LTEM – Lorentz Transmission Electron Microscopy (TEM-Tecnai)
LTEM is used to observe magnetic domain structures. The trajectories of electrons flying through the sample region with magnetic induction are deflected by the Lorentz force. To visualize the domains, we mostly use the defocusing (Fresnel) method. Thus, if we focus on a plane close below or above the sample, light and dark fringes corresponding to the boundaries of the individual domains appear in the image due to the phase shift of the individual rays.

SEM – Scanning Electron Microscopy (SEM-Quanta, SEM-Fera)
SEM studies the surface of samples by scanning a focused electron beam. Electrons interact with the sample and a large number of types of signal are produced. The basic types of imaging are (1) in secondary electrons (SE), which are sensitive to the surface morphology, and (2) in backscattered electrons (BSE), which show contrast due to the average atomic number.
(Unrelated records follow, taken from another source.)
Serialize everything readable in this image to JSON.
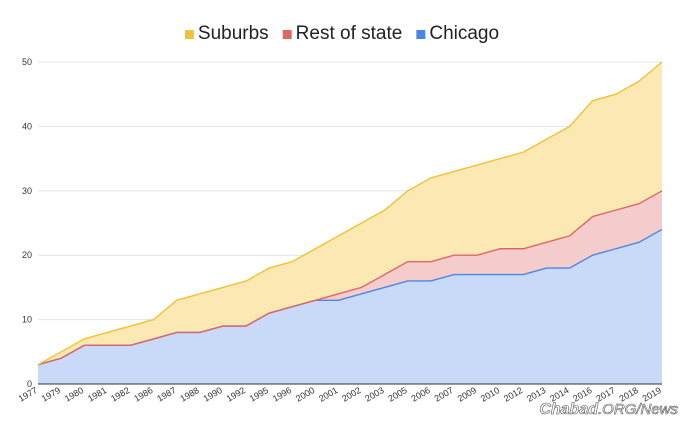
{
  "chart_data": {
    "type": "area",
    "stacked": true,
    "title": "",
    "xlabel": "",
    "ylabel": "",
    "ylim": [
      0,
      50
    ],
    "yticks": [
      "0",
      "10",
      "20",
      "30",
      "40",
      "50"
    ],
    "grid": true,
    "legend_position": "top-center",
    "categories": [
      "1977",
      "1979",
      "1980",
      "1981",
      "1982",
      "1986",
      "1987",
      "1988",
      "1990",
      "1992",
      "1995",
      "1996",
      "2000",
      "2001",
      "2002",
      "2003",
      "2005",
      "2006",
      "2007",
      "2009",
      "2010",
      "2012",
      "2013",
      "2014",
      "2016",
      "2017",
      "2018",
      "2019"
    ],
    "series": [
      {
        "name": "Chicago",
        "color": "#4a86e8",
        "fill": "#c9daf8",
        "values": [
          3,
          4,
          6,
          6,
          6,
          7,
          8,
          8,
          9,
          9,
          11,
          12,
          13,
          13,
          14,
          15,
          16,
          16,
          17,
          17,
          17,
          17,
          18,
          18,
          20,
          21,
          22,
          24
        ]
      },
      {
        "name": "Rest of state",
        "color": "#e06666",
        "fill": "#f4cccc",
        "values": [
          0,
          0,
          0,
          0,
          0,
          0,
          0,
          0,
          0,
          0,
          0,
          0,
          0,
          1,
          1,
          2,
          3,
          3,
          3,
          3,
          4,
          4,
          4,
          5,
          6,
          6,
          6,
          6
        ]
      },
      {
        "name": "Suburbs",
        "color": "#f1c232",
        "fill": "#fce8b2",
        "values": [
          0,
          1,
          1,
          2,
          3,
          3,
          5,
          6,
          6,
          7,
          7,
          7,
          8,
          9,
          10,
          10,
          11,
          13,
          13,
          14,
          14,
          15,
          16,
          17,
          18,
          18,
          19,
          20
        ]
      }
    ],
    "legend_order": [
      "Suburbs",
      "Rest of state",
      "Chicago"
    ]
  },
  "watermark": {
    "brand": "Chabad",
    "suffix": ".ORG/News"
  }
}
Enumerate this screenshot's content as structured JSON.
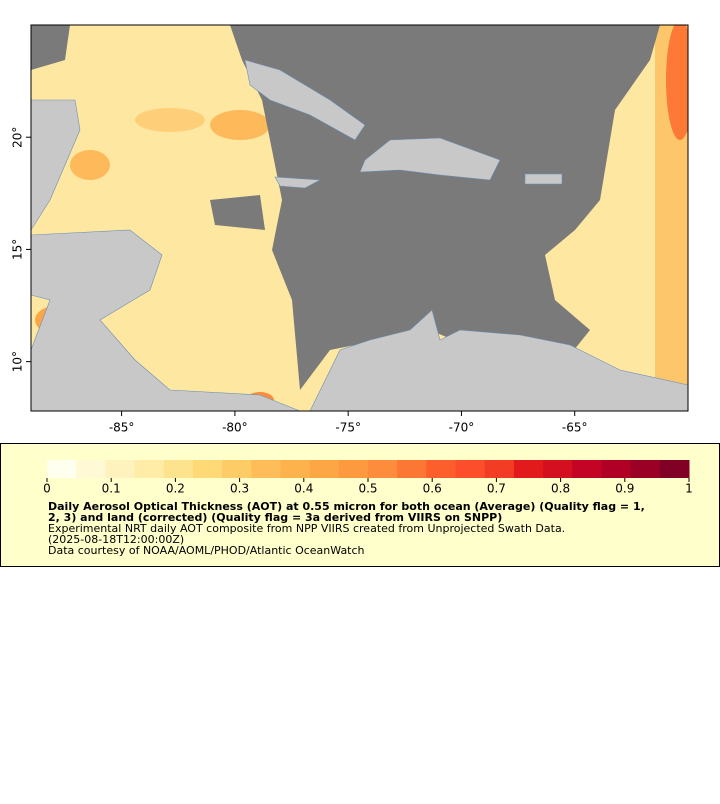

In addition, techniques for determining chemical composition (EDS) and detecting crystallographic orientation (EBSD) are used in SEM. In materials science, coupling with FIB is often used due to extending the 2D analysis into 3D by sequentially removing the sample surface.

STEM – Scanning Transmission Electron Microscopy (TEM-Tecnai)
The image in STEM is created by scanning a focused beam over a thin sample (transparent to electrons) and detecting the transmitted electrons (BF, ADF, HAADF). In state-of-the-art microscopes, it is possible to focus the beam below the size of an atom and therefore directly "map" individual atoms. In our lab, STEM is mainly used for chemical composition mapping by EDS and EELS and imaging by HAADF.

TEM – Transmission Electron Microscopy (TEM-Tecnai, TEM-Jeol)
TEM studies thin samples with the electron beam that passes through the sample. The electrons interact with the sample and a large number of types of signals are produced, which allow for the study of not only the microstructure of samples down to atomic resolution (BF, DF, HRTEM), but also the chemical composition (EDS, EELS) or the crystallographic orientation of individual grains (ED, ACOM).